Only one of the vendors responded to my bid; she had been on Elance for a few months but had not won a project. She’s a professional transcriptionist in her day job, so it seemed a good fit. Plus, there was just something about her photograph, you know? In her picture she seemed professional and trustworthy. I know, I know, it’s hard to tell anything about anyone simply from a photo, but sometimes you just have to go with your gut.
I awarded her the project and asked her to transcribe a 16-minute interview that I had conducted over the telephone. Within two hours of receiving the audio file, she emailed me to let me know that she was done.
Yeah. Color me shocked.
I quickly perused the file she sent, and with the minor exception of a couple of misspelled words, it was perfect. She had already asked me about unintelligible parts of the audio file, so I knew to expect time stamped segments that she couldn’t catch, but there were relatively few of those. The fact that she had it done in what I consider record time — especially since it was in the middle of the night in the Philippines — was proof enough for me that I had found a winner.
I’ve since had her complete a dozen or so more interviews, and each time she’s nailed each and every deadline. When I have her transcribe a particularly problematic interview (lots of background noise, for example), or if I have a really tight deadline, I double her pay and am more than happy to do so. At $10 per audio hour, that’s $20 — still a bargain when you consider that U.S.-based transcriptionists often charge several times that for the same audio file. She doesn’t always hit every single word on the page (e.g., she wrote “scroll” instead of “sprawl”), but her accuracy rate is about 95%, which is perfectly acceptable to me and my needs.

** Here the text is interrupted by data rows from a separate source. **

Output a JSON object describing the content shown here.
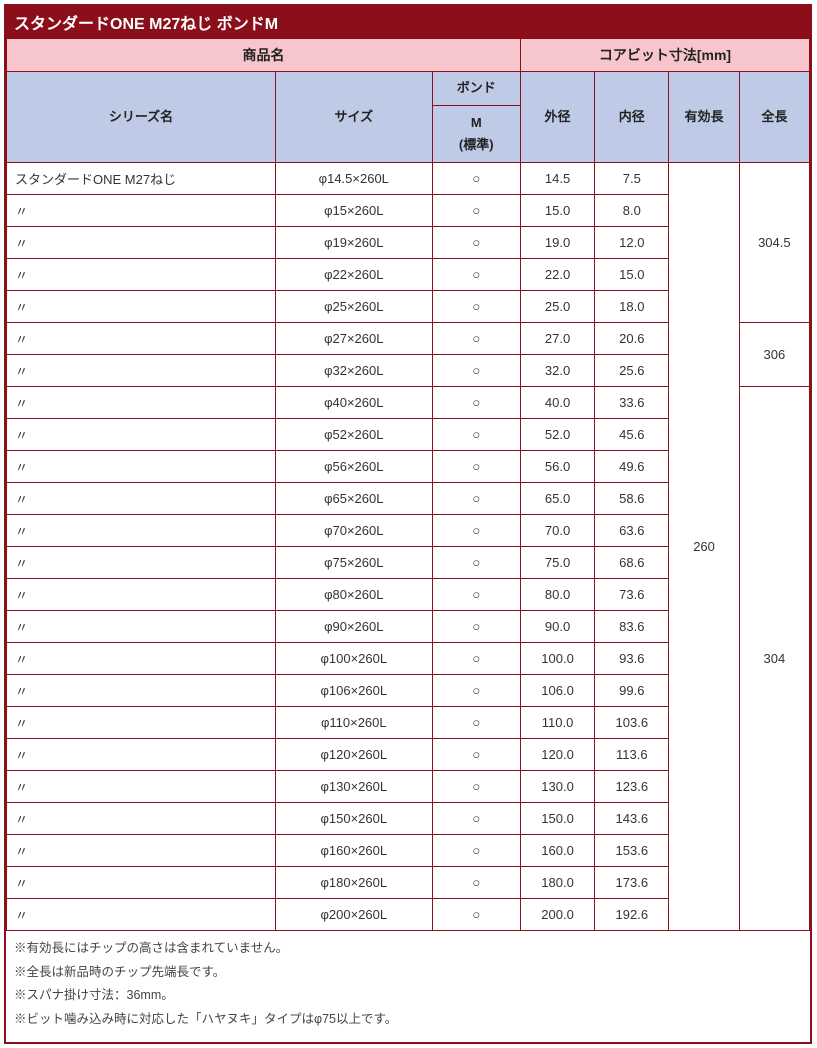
{
  "title": "スタンダードONE M27ねじ ボンドM",
  "colors": {
    "border": "#8a0f1a",
    "header_top_bg": "#f7c6cc",
    "header_sub_bg": "#bfcbe6",
    "title_bg": "#8a0f1a",
    "title_fg": "#ffffff"
  },
  "header": {
    "product_name": "商品名",
    "corebit_dim": "コアビット寸法[mm]",
    "series": "シリーズ名",
    "size": "サイズ",
    "bond_top": "ボンド",
    "bond_sub": "M\n(標準)",
    "outer": "外径",
    "inner": "内径",
    "eff": "有効長",
    "full": "全長"
  },
  "ditto": "〃",
  "circle": "○",
  "effective_length": "260",
  "full_lengths": [
    {
      "rows": 5,
      "value": "304.5"
    },
    {
      "rows": 2,
      "value": "306"
    },
    {
      "rows": 17,
      "value": "304"
    }
  ],
  "rows": [
    {
      "series": "スタンダードONE M27ねじ",
      "size": "φ14.5×260L",
      "bond": "○",
      "outer": "14.5",
      "inner": "7.5"
    },
    {
      "series": "〃",
      "size": "φ15×260L",
      "bond": "○",
      "outer": "15.0",
      "inner": "8.0"
    },
    {
      "series": "〃",
      "size": "φ19×260L",
      "bond": "○",
      "outer": "19.0",
      "inner": "12.0"
    },
    {
      "series": "〃",
      "size": "φ22×260L",
      "bond": "○",
      "outer": "22.0",
      "inner": "15.0"
    },
    {
      "series": "〃",
      "size": "φ25×260L",
      "bond": "○",
      "outer": "25.0",
      "inner": "18.0"
    },
    {
      "series": "〃",
      "size": "φ27×260L",
      "bond": "○",
      "outer": "27.0",
      "inner": "20.6"
    },
    {
      "series": "〃",
      "size": "φ32×260L",
      "bond": "○",
      "outer": "32.0",
      "inner": "25.6"
    },
    {
      "series": "〃",
      "size": "φ40×260L",
      "bond": "○",
      "outer": "40.0",
      "inner": "33.6"
    },
    {
      "series": "〃",
      "size": "φ52×260L",
      "bond": "○",
      "outer": "52.0",
      "inner": "45.6"
    },
    {
      "series": "〃",
      "size": "φ56×260L",
      "bond": "○",
      "outer": "56.0",
      "inner": "49.6"
    },
    {
      "series": "〃",
      "size": "φ65×260L",
      "bond": "○",
      "outer": "65.0",
      "inner": "58.6"
    },
    {
      "series": "〃",
      "size": "φ70×260L",
      "bond": "○",
      "outer": "70.0",
      "inner": "63.6"
    },
    {
      "series": "〃",
      "size": "φ75×260L",
      "bond": "○",
      "outer": "75.0",
      "inner": "68.6"
    },
    {
      "series": "〃",
      "size": "φ80×260L",
      "bond": "○",
      "outer": "80.0",
      "inner": "73.6"
    },
    {
      "series": "〃",
      "size": "φ90×260L",
      "bond": "○",
      "outer": "90.0",
      "inner": "83.6"
    },
    {
      "series": "〃",
      "size": "φ100×260L",
      "bond": "○",
      "outer": "100.0",
      "inner": "93.6"
    },
    {
      "series": "〃",
      "size": "φ106×260L",
      "bond": "○",
      "outer": "106.0",
      "inner": "99.6"
    },
    {
      "series": "〃",
      "size": "φ110×260L",
      "bond": "○",
      "outer": "110.0",
      "inner": "103.6"
    },
    {
      "series": "〃",
      "size": "φ120×260L",
      "bond": "○",
      "outer": "120.0",
      "inner": "113.6"
    },
    {
      "series": "〃",
      "size": "φ130×260L",
      "bond": "○",
      "outer": "130.0",
      "inner": "123.6"
    },
    {
      "series": "〃",
      "size": "φ150×260L",
      "bond": "○",
      "outer": "150.0",
      "inner": "143.6"
    },
    {
      "series": "〃",
      "size": "φ160×260L",
      "bond": "○",
      "outer": "160.0",
      "inner": "153.6"
    },
    {
      "series": "〃",
      "size": "φ180×260L",
      "bond": "○",
      "outer": "180.0",
      "inner": "173.6"
    },
    {
      "series": "〃",
      "size": "φ200×260L",
      "bond": "○",
      "outer": "200.0",
      "inner": "192.6"
    }
  ],
  "notes": [
    "※有効長にはチップの高さは含まれていません。",
    "※全長は新品時のチップ先端長です。",
    "※スパナ掛け寸法：36mm。",
    "※ビット噛み込み時に対応した「ハヤヌキ」タイプはφ75以上です。"
  ]
}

I know that some will argue that I’m contributing to the outsourcing of valuable U.S. jobs, taking away work that Americans can do and handing it over to underpaid foreign workers. It’s a valid argument. But as a small business operator in a very, very competitive environment, I simply couldn’t afford to grow my business without such inexpensive labor. Very few small businesses can, especially those that are in the creative markets. I, too, am competing against qualified, cheap professionals from overseas. I’m using whatever tools are at my arsenal — free or cheap open-source software, cloud computing, Elance — to maintain my business and still offer high-quality services.
Is it for everyone? Small businesses might appreciate the chance to hire contract workers for their IT, graphic design, and yes, writing needs at very affordable rates. Is it guaranteed to work for everyone? I concede that I may have gotten lucky on finding my super-duper transcriptionist. An article I read in a recent issue of BusinessWeek featured one Elance buyer who was burned by the IT guys he hired through the site from India. He forked over $750 and received mediocre work in return; essentially, they just “tweaked some sample designs.” He complained to the Elance folks and was able to get his money back. He did try again, however, and found another firm that charged him $1,000 and did excellent work. The firm is based in — guess where — Oregon. Of the new firm, he says, “It was a match made in heaven.”
I might try my luck again at bidding for projects on Elance as a vendor, but for now I’m very, very happy as a buyer. As my business grows, I hope to pay her more, and perhaps even hire a virtual assistant. Someday.